GOVERNMENT CONTRACTING INSIGHTS DEFENSE CONTRACTING
Lessons on Contractor Termination for Default
The U.S. Court of Federal Claims recently overturned an agency’s decision to terminate a government contractor for default. The case serves as an important reminder that, when reviewing such a termination, the court gives little credence to the government’s subjective beliefs regarding the contractor’s ability to perform.
In 2014 the National Guard Bureau awarded a firm-fixed price construction contract to Alutiiq Manufacturing Contractors LLC to repair asphalt roads at an Air Force base. From the outset, AMC experienced performance issues on the project: its key personnel were not staffed on the project; it had difficulty finding a qualified subcontractor; and it failed to timely submit required contract documentation.
While these deficiencies would not have prevented the contractor from timely completing the contract, they apparently did not endear the company to the government’s contract management personnel. The bureau issued a letter of concern and multiple cure notices to the contractor. In response, AMC adopted corrective measures to help move the project forward, including developing a recovery schedule that would allow it to complete work two days ahead of the original contract deadline.
At the same time the company was working to get the project back on schedule, however, bureau personnel were holding discussions on when and how to terminate AMC’s contract for default. Ultimately, an onsite agency representative looked at the contractor’s proposed recovery schedule and determined it was not viable. The agency did not conduct a critical path analysis of the recovery schedule, but nevertheless terminated the contract. AMC then challenged the government’s grounds for termination at the Court of Federal Claims.
In reviewing the termination decision, the court applied the standard set forth in Lisbon Contractors, Inc. v. United States, 828 F.2d 759, under which the government must demonstrate “a reasonable belief on the part of the contracting officer that there was no reasonable likelihood that the [contractor] could perform the entire contract effort within the time remaining for contract performance.”
It also relied on McDonnell Douglas Corp. v. United States, 323 F.3d 1006, which clarified that the inquiry is an objective one “focus[ing] on the events, actions, and communications leading to the default decision.”
Finally, the court looked to the factors in Federal Acquisition Regulation 49.402-3(f) that must be considered by a contracting officer prior to issuing a termination for default.
The court ultimately found the termination decision was unreasonable. It dismissed the bulk of the agency’s reasons for action — including subcontractor retention issues, personnel gaps, and failure to submit various project records, drawings, documents and photos — as either a “red herring” or insufficient to justify the agency’s subjective belief that AMC could not complete the project on time, particularly since AMC’s new management had greatly improved these processes since the beginning of the project.

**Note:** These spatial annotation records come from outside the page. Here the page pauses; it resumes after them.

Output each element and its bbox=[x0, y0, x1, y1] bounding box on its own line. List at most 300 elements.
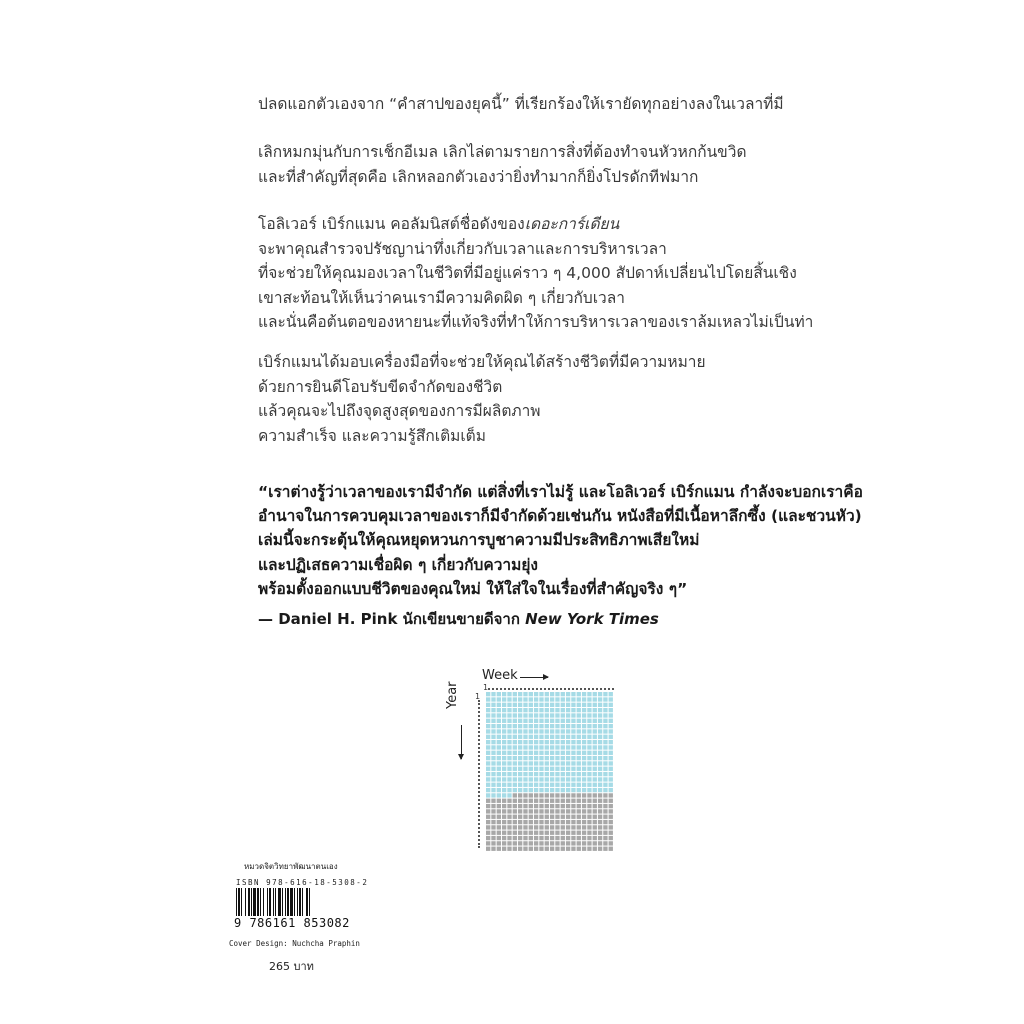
week-cell-lived bbox=[550, 703, 554, 707]
week-cell-lived bbox=[491, 697, 495, 701]
week-cell-lived bbox=[497, 735, 501, 739]
week-cell-lived bbox=[587, 767, 591, 771]
week-cell-lived bbox=[502, 724, 506, 728]
week-cell-lived bbox=[550, 777, 554, 781]
week-cell-lived bbox=[582, 724, 586, 728]
week-cell-lived bbox=[593, 788, 597, 792]
week-cell-lived bbox=[518, 724, 522, 728]
week-cell-lived bbox=[523, 777, 527, 781]
week-cell-lived bbox=[593, 729, 597, 733]
week-cell-lived bbox=[486, 777, 490, 781]
week-cell-remaining bbox=[587, 804, 591, 808]
week-cell-lived bbox=[545, 692, 549, 696]
week-cell-lived bbox=[513, 788, 517, 792]
week-cell-remaining bbox=[502, 841, 506, 845]
week-cell-lived bbox=[582, 713, 586, 717]
week-cell-lived bbox=[545, 783, 549, 787]
week-cell-remaining bbox=[534, 831, 538, 835]
week-cell-lived bbox=[529, 719, 533, 723]
week-cell-lived bbox=[523, 756, 527, 760]
week-cell-lived bbox=[545, 735, 549, 739]
week-cell-remaining bbox=[561, 841, 565, 845]
week-cell-remaining bbox=[582, 793, 586, 797]
week-cell-remaining bbox=[555, 815, 559, 819]
barcode-bar bbox=[282, 888, 283, 916]
week-cell-remaining bbox=[518, 836, 522, 840]
week-cell-lived bbox=[582, 697, 586, 701]
week-cell-lived bbox=[609, 783, 613, 787]
week-cell-lived bbox=[529, 767, 533, 771]
week-cell-lived bbox=[566, 772, 570, 776]
week-cell-lived bbox=[523, 788, 527, 792]
week-cell-lived bbox=[497, 788, 501, 792]
week-cell-lived bbox=[571, 772, 575, 776]
week-cell-lived bbox=[486, 783, 490, 787]
week-cell-remaining bbox=[523, 815, 527, 819]
week-cell-lived bbox=[534, 745, 538, 749]
quote-line: พร้อมตั้งออกแบบชีวิตของคุณใหม่ ให้ใส่ใจในเรื่องที่สำคัญจริง ๆ” bbox=[258, 579, 688, 598]
week-cell-remaining bbox=[518, 831, 522, 835]
week-cell-lived bbox=[539, 783, 543, 787]
week-cell-lived bbox=[507, 761, 511, 765]
week-cell-remaining bbox=[561, 836, 565, 840]
week-cell-remaining bbox=[539, 847, 543, 851]
week-cell-lived bbox=[497, 724, 501, 728]
barcode-bar bbox=[260, 888, 261, 916]
barcode-bar bbox=[251, 888, 252, 916]
week-cell-lived bbox=[534, 767, 538, 771]
week-cell-lived bbox=[518, 703, 522, 707]
week-cell-lived bbox=[571, 708, 575, 712]
week-cell-remaining bbox=[513, 847, 517, 851]
week-cell-lived bbox=[523, 740, 527, 744]
week-cell-lived bbox=[518, 692, 522, 696]
week-cell-remaining bbox=[587, 809, 591, 813]
week-cell-remaining bbox=[502, 820, 506, 824]
book-category: หมวดจิตวิทยาพัฒนาตนเอง bbox=[244, 862, 338, 871]
week-cell-remaining bbox=[529, 847, 533, 851]
week-cell-remaining bbox=[593, 804, 597, 808]
barcode-bar bbox=[245, 888, 246, 916]
week-cell-lived bbox=[603, 788, 607, 792]
week-cell-lived bbox=[502, 692, 506, 696]
week-cell-remaining bbox=[577, 847, 581, 851]
week-cell-lived bbox=[550, 756, 554, 760]
week-cell-remaining bbox=[523, 793, 527, 797]
week-cell-lived bbox=[534, 697, 538, 701]
week-cell-lived bbox=[577, 735, 581, 739]
week-cell-remaining bbox=[566, 804, 570, 808]
week-cell-remaining bbox=[534, 809, 538, 813]
week-cell-lived bbox=[539, 713, 543, 717]
week-cell-remaining bbox=[598, 836, 602, 840]
week-cell-lived bbox=[609, 767, 613, 771]
week-cell-remaining bbox=[529, 825, 533, 829]
week-cell-lived bbox=[550, 713, 554, 717]
week-cell-lived bbox=[513, 767, 517, 771]
week-cell-remaining bbox=[566, 815, 570, 819]
week-cell-lived bbox=[523, 767, 527, 771]
week-cell-remaining bbox=[609, 841, 613, 845]
attribution-text: — Daniel H. Pink นักเขียนขายดีจาก bbox=[258, 610, 526, 628]
week-cell-remaining bbox=[507, 841, 511, 845]
week-cell-remaining bbox=[497, 815, 501, 819]
week-cell-lived bbox=[577, 719, 581, 723]
week-cell-lived bbox=[555, 724, 559, 728]
week-cell-lived bbox=[513, 745, 517, 749]
week-cell-lived bbox=[507, 708, 511, 712]
week-cell-lived bbox=[513, 761, 517, 765]
week-cell-lived bbox=[534, 703, 538, 707]
week-cell-lived bbox=[507, 783, 511, 787]
week-cell-lived bbox=[545, 767, 549, 771]
week-cell-remaining bbox=[497, 820, 501, 824]
week-cell-remaining bbox=[603, 820, 607, 824]
week-cell-remaining bbox=[534, 799, 538, 803]
week-cell-remaining bbox=[609, 836, 613, 840]
week-cell-lived bbox=[603, 772, 607, 776]
week-cell-remaining bbox=[497, 841, 501, 845]
week-cell-lived bbox=[566, 761, 570, 765]
week-cell-remaining bbox=[518, 804, 522, 808]
week-cell-lived bbox=[550, 783, 554, 787]
week-cell-remaining bbox=[513, 841, 517, 845]
week-cell-lived bbox=[555, 772, 559, 776]
week-cell-remaining bbox=[577, 793, 581, 797]
week-cell-lived bbox=[497, 745, 501, 749]
week-cell-lived bbox=[598, 756, 602, 760]
week-cell-lived bbox=[566, 703, 570, 707]
week-cell-remaining bbox=[550, 825, 554, 829]
week-cell-lived bbox=[534, 751, 538, 755]
quote-line: อำนาจในการควบคุมเวลาของเราก็มีจำกัดด้วยเช่นกัน หนังสือที่มีเนื้อหาลึกซึ้ง (และชวนหัว) bbox=[258, 507, 862, 526]
week-cell-lived bbox=[539, 735, 543, 739]
week-cell-lived bbox=[545, 708, 549, 712]
week-cell-remaining bbox=[534, 793, 538, 797]
week-cell-lived bbox=[486, 761, 490, 765]
week-cell-remaining bbox=[587, 799, 591, 803]
week-cell-remaining bbox=[603, 793, 607, 797]
week-cell-lived bbox=[582, 729, 586, 733]
week-cell-lived bbox=[497, 729, 501, 733]
week-cell-lived bbox=[609, 745, 613, 749]
blurb-line: และนั่นคือต้นตอของหายนะที่แท้จริงที่ทำให้การบริหารเวลาของเราล้มเหลวไม่เป็นท่า bbox=[258, 313, 814, 331]
week-cell-remaining bbox=[561, 804, 565, 808]
week-cell-remaining bbox=[518, 815, 522, 819]
week-cell-remaining bbox=[603, 825, 607, 829]
week-cell-lived bbox=[491, 703, 495, 707]
week-cell-remaining bbox=[529, 804, 533, 808]
down-arrow-icon bbox=[461, 725, 462, 759]
week-cell-remaining bbox=[513, 820, 517, 824]
week-cell-remaining bbox=[491, 847, 495, 851]
week-cell-lived bbox=[550, 719, 554, 723]
attribution-publication: New York Times bbox=[525, 610, 659, 628]
week-cell-remaining bbox=[539, 836, 543, 840]
week-cell-lived bbox=[545, 751, 549, 755]
week-cell-remaining bbox=[603, 804, 607, 808]
week-cell-remaining bbox=[587, 836, 591, 840]
week-cell-remaining bbox=[555, 841, 559, 845]
week-cell-lived bbox=[486, 708, 490, 712]
week-cell-lived bbox=[507, 751, 511, 755]
week-cell-remaining bbox=[486, 809, 490, 813]
week-cell-lived bbox=[497, 761, 501, 765]
week-cell-lived bbox=[561, 788, 565, 792]
week-cell-remaining bbox=[571, 836, 575, 840]
week-cell-remaining bbox=[545, 799, 549, 803]
week-cell-lived bbox=[513, 692, 517, 696]
week-cell-lived bbox=[529, 772, 533, 776]
week-cell-lived bbox=[486, 692, 490, 696]
week-cell-remaining bbox=[507, 809, 511, 813]
week-cell-lived bbox=[561, 719, 565, 723]
week-cell-remaining bbox=[507, 831, 511, 835]
week-cell-lived bbox=[523, 772, 527, 776]
week-cell-lived bbox=[539, 788, 543, 792]
week-cell-remaining bbox=[486, 841, 490, 845]
week-cell-lived bbox=[561, 735, 565, 739]
week-cell-lived bbox=[582, 735, 586, 739]
week-cell-remaining bbox=[529, 831, 533, 835]
week-cell-lived bbox=[497, 692, 501, 696]
barcode-bar bbox=[290, 888, 293, 916]
week-cell-lived bbox=[491, 729, 495, 733]
week-cell-remaining bbox=[561, 799, 565, 803]
week-cell-remaining bbox=[529, 820, 533, 824]
week-cell-remaining bbox=[566, 836, 570, 840]
week-cell-remaining bbox=[523, 831, 527, 835]
week-cell-lived bbox=[518, 708, 522, 712]
week-cell-lived bbox=[561, 724, 565, 728]
week-cell-lived bbox=[523, 708, 527, 712]
week-cell-lived bbox=[497, 772, 501, 776]
week-cell-lived bbox=[502, 772, 506, 776]
week-cell-remaining bbox=[545, 831, 549, 835]
week-cell-lived bbox=[609, 751, 613, 755]
blurb-line: เบิร์กแมนได้มอบเครื่องมือที่จะช่วยให้คุณได้สร้างชีวิตที่มีความหมาย bbox=[258, 353, 706, 371]
week-cell-lived bbox=[577, 724, 581, 728]
week-cell-lived bbox=[491, 777, 495, 781]
week-cell-lived bbox=[539, 745, 543, 749]
week-cell-lived bbox=[555, 740, 559, 744]
blurb-line: ด้วยการยินดีโอบรับขีดจำกัดของชีวิต bbox=[258, 377, 503, 396]
week-cell-lived bbox=[486, 724, 490, 728]
week-cell-lived bbox=[550, 708, 554, 712]
week-cell-remaining bbox=[593, 799, 597, 803]
week-cell-remaining bbox=[539, 804, 543, 808]
week-cell-lived bbox=[593, 745, 597, 749]
week-cell-lived bbox=[566, 692, 570, 696]
week-cell-remaining bbox=[550, 799, 554, 803]
week-cell-remaining bbox=[491, 820, 495, 824]
week-cell-lived bbox=[598, 697, 602, 701]
week-cell-lived bbox=[566, 697, 570, 701]
week-cell-lived bbox=[497, 719, 501, 723]
week-cell-lived bbox=[561, 740, 565, 744]
week-cell-lived bbox=[571, 745, 575, 749]
week-cell-lived bbox=[507, 772, 511, 776]
week-cell-remaining bbox=[587, 831, 591, 835]
week-cell-lived bbox=[529, 745, 533, 749]
week-cell-lived bbox=[566, 756, 570, 760]
week-cell-lived bbox=[529, 783, 533, 787]
week-cell-lived bbox=[577, 745, 581, 749]
week-cell-remaining bbox=[529, 799, 533, 803]
week-cell-remaining bbox=[571, 809, 575, 813]
week-cell-lived bbox=[561, 708, 565, 712]
week-cell-remaining bbox=[609, 815, 613, 819]
week-cell-lived bbox=[582, 788, 586, 792]
week-cell-remaining bbox=[555, 831, 559, 835]
week-cell-remaining bbox=[497, 847, 501, 851]
week-cell-lived bbox=[491, 735, 495, 739]
week-cell-lived bbox=[587, 729, 591, 733]
week-cell-lived bbox=[523, 697, 527, 701]
week-cell-lived bbox=[486, 751, 490, 755]
week-cell-lived bbox=[502, 735, 506, 739]
week-cell-remaining bbox=[561, 825, 565, 829]
week-cell-lived bbox=[491, 724, 495, 728]
week-cell-lived bbox=[598, 761, 602, 765]
barcode-bar bbox=[297, 888, 298, 916]
year-dotted-axis bbox=[478, 700, 480, 848]
week-cell-remaining bbox=[577, 815, 581, 819]
week-cell-remaining bbox=[587, 793, 591, 797]
week-cell-lived bbox=[491, 745, 495, 749]
week-cell-remaining bbox=[593, 847, 597, 851]
week-cell-remaining bbox=[523, 836, 527, 840]
week-cell-lived bbox=[497, 783, 501, 787]
week-cell-lived bbox=[529, 777, 533, 781]
week-cell-remaining bbox=[571, 820, 575, 824]
week-cell-lived bbox=[593, 783, 597, 787]
blurb-line bbox=[258, 212, 813, 237]
week-cell-remaining bbox=[577, 804, 581, 808]
week-cell-remaining bbox=[598, 815, 602, 819]
week-cell-lived bbox=[555, 729, 559, 733]
week-cell-lived bbox=[582, 708, 586, 712]
week-cell-remaining bbox=[507, 820, 511, 824]
week-cell-lived bbox=[571, 783, 575, 787]
week-cell-lived bbox=[555, 783, 559, 787]
week-cell-lived bbox=[523, 703, 527, 707]
week-cell-lived bbox=[571, 751, 575, 755]
week-cell-lived bbox=[561, 692, 565, 696]
week-cell-lived bbox=[593, 761, 597, 765]
week-cell-remaining bbox=[566, 831, 570, 835]
week-cell-lived bbox=[561, 745, 565, 749]
week-cell-lived bbox=[593, 724, 597, 728]
week-cell-lived bbox=[486, 713, 490, 717]
week-cell-lived bbox=[550, 788, 554, 792]
week-cell-lived bbox=[518, 777, 522, 781]
week-cell-lived bbox=[577, 713, 581, 717]
week-cell-lived bbox=[603, 713, 607, 717]
week-cell-lived bbox=[587, 751, 591, 755]
week-cell-lived bbox=[545, 756, 549, 760]
week-cell-lived bbox=[593, 735, 597, 739]
price-label: 265 บาท bbox=[269, 960, 314, 973]
week-cell-lived bbox=[571, 719, 575, 723]
week-cell-lived bbox=[518, 772, 522, 776]
week-cell-remaining bbox=[502, 804, 506, 808]
week-cell-lived bbox=[555, 697, 559, 701]
week-cell-lived bbox=[609, 713, 613, 717]
barcode-bar bbox=[273, 888, 274, 916]
week-cell-remaining bbox=[566, 841, 570, 845]
week-cell-lived bbox=[561, 756, 565, 760]
week-cell-remaining bbox=[518, 847, 522, 851]
week-cell-lived bbox=[486, 729, 490, 733]
week-cell-remaining bbox=[529, 793, 533, 797]
week-cell-lived bbox=[598, 703, 602, 707]
week-cell-remaining bbox=[486, 815, 490, 819]
week-cell-lived bbox=[513, 756, 517, 760]
week-cell-lived bbox=[502, 697, 506, 701]
week-cell-lived bbox=[555, 735, 559, 739]
week-cell-lived bbox=[577, 703, 581, 707]
week-cell-remaining bbox=[598, 809, 602, 813]
week-cell-remaining bbox=[507, 799, 511, 803]
week-cell-lived bbox=[529, 729, 533, 733]
week-cell-lived bbox=[566, 724, 570, 728]
week-cell-lived bbox=[491, 788, 495, 792]
right-arrow-icon bbox=[520, 677, 548, 678]
week-cell-lived bbox=[609, 777, 613, 781]
week-cell-remaining bbox=[513, 825, 517, 829]
week-cell-lived bbox=[545, 761, 549, 765]
week-cell-lived bbox=[507, 740, 511, 744]
week-cell-remaining bbox=[518, 841, 522, 845]
week-cell-lived bbox=[513, 772, 517, 776]
week-cell-remaining bbox=[561, 831, 565, 835]
week-cell-remaining bbox=[593, 831, 597, 835]
week-cell-lived bbox=[507, 745, 511, 749]
week-cell-lived bbox=[587, 756, 591, 760]
week-cell-lived bbox=[598, 788, 602, 792]
week-cell-lived bbox=[502, 783, 506, 787]
week-cell-lived bbox=[577, 740, 581, 744]
week-cell-lived bbox=[507, 793, 511, 797]
week-cell-remaining bbox=[598, 793, 602, 797]
week-cell-remaining bbox=[550, 815, 554, 819]
week-cell-lived bbox=[555, 703, 559, 707]
week-cell-lived bbox=[603, 777, 607, 781]
week-cell-lived bbox=[545, 729, 549, 733]
week-cell-lived bbox=[534, 719, 538, 723]
week-cell-remaining bbox=[486, 825, 490, 829]
week-cell-lived bbox=[523, 751, 527, 755]
week-cell-remaining bbox=[561, 815, 565, 819]
week-cell-lived bbox=[502, 745, 506, 749]
barcode-bar bbox=[299, 888, 301, 916]
week-cell-remaining bbox=[582, 820, 586, 824]
week-cell-remaining bbox=[593, 841, 597, 845]
week-cell-lived bbox=[529, 692, 533, 696]
week-cell-remaining bbox=[550, 820, 554, 824]
week-cell-lived bbox=[598, 740, 602, 744]
week-cell-remaining bbox=[491, 804, 495, 808]
week-cell-remaining bbox=[507, 804, 511, 808]
week-axis-label: Week bbox=[482, 668, 518, 683]
week-cell-lived bbox=[502, 729, 506, 733]
barcode-bar bbox=[241, 888, 242, 916]
week-cell-lived bbox=[561, 772, 565, 776]
week-cell-remaining bbox=[609, 847, 613, 851]
week-cell-lived bbox=[518, 740, 522, 744]
week-cell-lived bbox=[609, 772, 613, 776]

The court noted that, under both Lisbon and McDonnell Douglas, the government “cannot satisfy its burden by merely showing that the contractor was behind schedule.” Rather, the issue was “whether AMC could have met the goals of its recovery schedule in order to fulfill performance in a timely manner.” On this key point, the court held that “the Agency’s default termination was so defective that it seems impossible that the contracting officer’s decision was based on a reasonably held belief that AMC could not finish the project.” In so holding, the court cited the contract performance improvements that had been made by AMC; the agency’s failure to thoroughly consider the contractor’s proposed recovery schedule; and the onsite government personnel’s “history of dishonesty and hostility towards AMC throughout the course of performance.”
The decision provides several helpful reminders for contractor and agency personnel who encounter performance problems on a government project.
First, termination for default is viewed appropriately by the court as a drastic remedy that must be fully justified by the government. The court applies a relatively high standard of proof in such cases and will look to the FAR to determine if an agency has followed proper procedures in making its termination decision. The government cannot support a default termination based solely on its subjective belief that a project is incurably off course.
Second, clear communication is integral to avoiding costly, time-consuming performance disputes — particularly when it comes to developing a “get well plan” on a troubled project. In the Alutiiq case, both the contractor and the government could have done a better job of communicating with their counterparts to set expectations and raise concerns.
But when the contractor proposed a recovery schedule to get the project back on track, the court found that agency personnel did not take the time to objectively evaluate it. That fact alone was apparently enough for the court to rule against the government.
Third, evidence of government bias against a contractor will always loom large in a termination for default case. Therefore, government personnel should remember to focus on the facts and make every attempt to work with the contractor before taking steps to terminate for cause.
Alex Sarria is of counsel and Carl Wiersum is an associate at Covington & Burling LLP.